If the Brazilian Supreme Court capitulates

Conditions for general and undisguised disobedience to court evolve

It would be good for Brazilian democracy if the Supreme Court judges didn't go around weaving conjuncture assessments to journalists' microphones, in conference rooms or private events in banks. Or anticipating judgments, praising reforms, criticizing colleagues, sending messages, making predictions, embarrassing themselves.

Not just because evaluations are, in general, dilettantish and self-interested. But because they do not fit into the institutional commitment they have assumed. Nor in the rituals for the preservation of this delicate raw material from which the authority of the judge is constituted. These are anti-institutional statements that characterize judicial impropriety.

Brazilian Supreme Court - Nelson Jr - 3.nov.21/SCO/STF

Constitutional judges in democracies around the world practice this universal maxim of judicial ethics. Courts win. From Germany to the United States, from India to South Africa. In the Brazilian Supreme Court, justices Rosa Weber and Edson Fachin set the example, but they are overcome by counterexamples.

Justice Gilmar Mendes gave a fascinating interview to journalist Daniela Pinheiro, days ago. He said there won't be a coup. Because it won't. He explained that Brazil's problems are due to Car Wash anticorruption operation, called "totalitarian". Bolsonaro, on the other hand, "borders on authoritarianism". It would have been left to him, Gilmar, to border the superheroism that fulminated Car Wash when it no longer served him, that gave birth to Augusto Aras and left an upside-down "carwashism".

He, who was an enthusiastic carwashist, author of the most carwashist act in history, the day after which he left to Lisbon for holiday, where he coordinated a conference organized by his educational company in the presence of country's party leaders. The most carwashist act in history (the lightning-fast invalidation of Lula's appointment as Minister of State, based on an arbitrary one-case legal doctrine) was never reviewed by the Supreme Court.

Justice Luis Roberto Barroso dropped a discrediting statement about the military at a German university conference. He said the military is "oriented to attack the elections". He did not even admit the authoritarian vocation of the military. They were "oriented" by a principal, not by their own agency. The well-behaved lapse was enough for the counterattack. Barroso is being charged with a military crime.

He, who has been praising the military for years. He has already stated that the military, despite never being punished for crimes against humanity, paid too high a price for the dictatorship. In a government occupied by more than 6,000 military staff, he refused to see

them in the "retail of politics". He appointed a general to the Electoral Court's transparency commission because, despite his faith in democratic resilience, he found it better to be cautious. By doing so, he gave the military another weapon to provoke distrust in the elections.

The reaction of the military is part of the rehearsed choreography of the Bolsonarista stage, a universe where the "Supreme Court dictatorship" (as well as the gay dictatorship) is already an undisputed fact. The digital infantry was also ordered to affirm equivalence between the grace granted to Silveira by Bolsonaro and the refuge granted to Battisti by Lula. Creating equivalence where there is difference, and vice versa, is the method from which many theses of authoritarian illegalism emerge.
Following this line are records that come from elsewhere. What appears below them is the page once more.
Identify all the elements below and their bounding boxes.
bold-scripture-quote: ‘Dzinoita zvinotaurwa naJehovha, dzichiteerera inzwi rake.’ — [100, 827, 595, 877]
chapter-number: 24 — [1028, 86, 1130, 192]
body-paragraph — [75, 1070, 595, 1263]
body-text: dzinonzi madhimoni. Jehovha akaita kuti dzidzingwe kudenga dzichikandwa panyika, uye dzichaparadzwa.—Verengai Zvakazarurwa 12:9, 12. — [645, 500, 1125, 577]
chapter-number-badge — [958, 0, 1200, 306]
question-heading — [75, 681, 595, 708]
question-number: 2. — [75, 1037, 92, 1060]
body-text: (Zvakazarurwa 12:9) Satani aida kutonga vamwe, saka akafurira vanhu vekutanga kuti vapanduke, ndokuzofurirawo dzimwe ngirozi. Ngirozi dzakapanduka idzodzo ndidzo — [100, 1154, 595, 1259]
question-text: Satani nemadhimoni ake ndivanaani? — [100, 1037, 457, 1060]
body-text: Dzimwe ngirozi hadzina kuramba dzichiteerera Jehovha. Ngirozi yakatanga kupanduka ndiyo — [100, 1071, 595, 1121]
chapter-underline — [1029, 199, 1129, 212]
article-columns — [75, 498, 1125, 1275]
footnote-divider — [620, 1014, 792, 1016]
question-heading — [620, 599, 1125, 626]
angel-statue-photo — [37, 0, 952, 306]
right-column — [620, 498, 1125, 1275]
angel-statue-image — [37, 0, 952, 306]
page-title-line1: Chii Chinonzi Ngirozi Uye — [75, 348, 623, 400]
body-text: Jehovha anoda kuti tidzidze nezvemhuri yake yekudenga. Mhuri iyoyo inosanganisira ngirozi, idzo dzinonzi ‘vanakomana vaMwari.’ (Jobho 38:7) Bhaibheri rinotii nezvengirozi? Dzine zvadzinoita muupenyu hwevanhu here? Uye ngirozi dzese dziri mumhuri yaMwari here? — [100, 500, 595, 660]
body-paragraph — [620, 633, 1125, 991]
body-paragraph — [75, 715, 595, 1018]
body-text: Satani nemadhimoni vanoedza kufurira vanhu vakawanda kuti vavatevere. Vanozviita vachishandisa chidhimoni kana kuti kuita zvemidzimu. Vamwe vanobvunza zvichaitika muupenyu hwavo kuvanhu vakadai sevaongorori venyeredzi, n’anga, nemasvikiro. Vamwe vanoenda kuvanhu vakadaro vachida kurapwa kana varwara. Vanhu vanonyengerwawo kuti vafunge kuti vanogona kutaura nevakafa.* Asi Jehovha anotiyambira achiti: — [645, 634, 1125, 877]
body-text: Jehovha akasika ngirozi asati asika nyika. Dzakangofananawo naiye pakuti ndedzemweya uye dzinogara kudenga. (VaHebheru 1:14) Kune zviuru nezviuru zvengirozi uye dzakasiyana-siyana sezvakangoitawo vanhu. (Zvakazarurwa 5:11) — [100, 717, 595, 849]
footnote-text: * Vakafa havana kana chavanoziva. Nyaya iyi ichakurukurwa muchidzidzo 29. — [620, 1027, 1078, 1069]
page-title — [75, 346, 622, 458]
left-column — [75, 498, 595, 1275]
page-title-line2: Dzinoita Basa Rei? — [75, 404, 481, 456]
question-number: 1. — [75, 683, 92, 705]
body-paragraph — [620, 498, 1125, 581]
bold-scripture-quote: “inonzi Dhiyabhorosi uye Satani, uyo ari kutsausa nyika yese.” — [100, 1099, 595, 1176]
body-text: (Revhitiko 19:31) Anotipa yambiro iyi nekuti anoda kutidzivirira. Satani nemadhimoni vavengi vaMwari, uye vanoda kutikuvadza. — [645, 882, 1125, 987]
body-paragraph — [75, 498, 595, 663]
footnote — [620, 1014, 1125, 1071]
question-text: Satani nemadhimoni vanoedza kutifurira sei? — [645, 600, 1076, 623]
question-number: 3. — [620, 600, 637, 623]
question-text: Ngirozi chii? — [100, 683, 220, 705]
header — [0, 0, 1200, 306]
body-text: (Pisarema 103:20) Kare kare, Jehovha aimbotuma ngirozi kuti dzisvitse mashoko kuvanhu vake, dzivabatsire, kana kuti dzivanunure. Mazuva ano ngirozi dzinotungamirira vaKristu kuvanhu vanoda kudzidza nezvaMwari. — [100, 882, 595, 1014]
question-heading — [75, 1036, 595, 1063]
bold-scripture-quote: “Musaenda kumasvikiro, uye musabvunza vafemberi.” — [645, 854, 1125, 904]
There are many ways to "close" the Supreme Court without closing the Supreme Court. It doesn't need to invoke article 142 of the Constitution, where the generals decoded authorization for a coup (or "constitutional military intervention"). It is easier to make the institution itself innocuous and unworthy of respect. Or make the institution voluntarily renouce its authority.

The unrestrained verbosity of justices collaborates in this resignation. Although one must speak forcefully of the risks that the court runs, the individualistic cacophony does not help. This game cannot be played without coordination between justices.

While the president of the republic, in addition to ordering ministers to shut up their mouths, warns that he will not obey a decision that contradicts him (as in the case of the "timeframe" of indigenous lands, or the grace granted to Silveira), pressure grows on the Court to reopen "ways of communication with the government", "conciliation", or, in Justice Toffoli's glossary (who also calls military dictatorship a "movement"), "dialogue".

The Supreme Court has flirted, since the presidency of Justice Toffoli, with the practice of constitutional surrender and negotiation of constitutionality. The strategy may save the justices' own heads, but it does not save their biography nor democracy, nor the lives on the social fringes that are targeted by Bolsonarist violence. Let's start by using the right words, not the diversionary ones, to describe what we see.

The Brazilian Supreme Court needs support, caution and foresight, not capitulation. It needs collegiality against obstructionist individualism. The capitulation, after all, frees the bolsonarista man once and for all. He doesn't just threaten. He rapes and kills a Yanomami child, for example.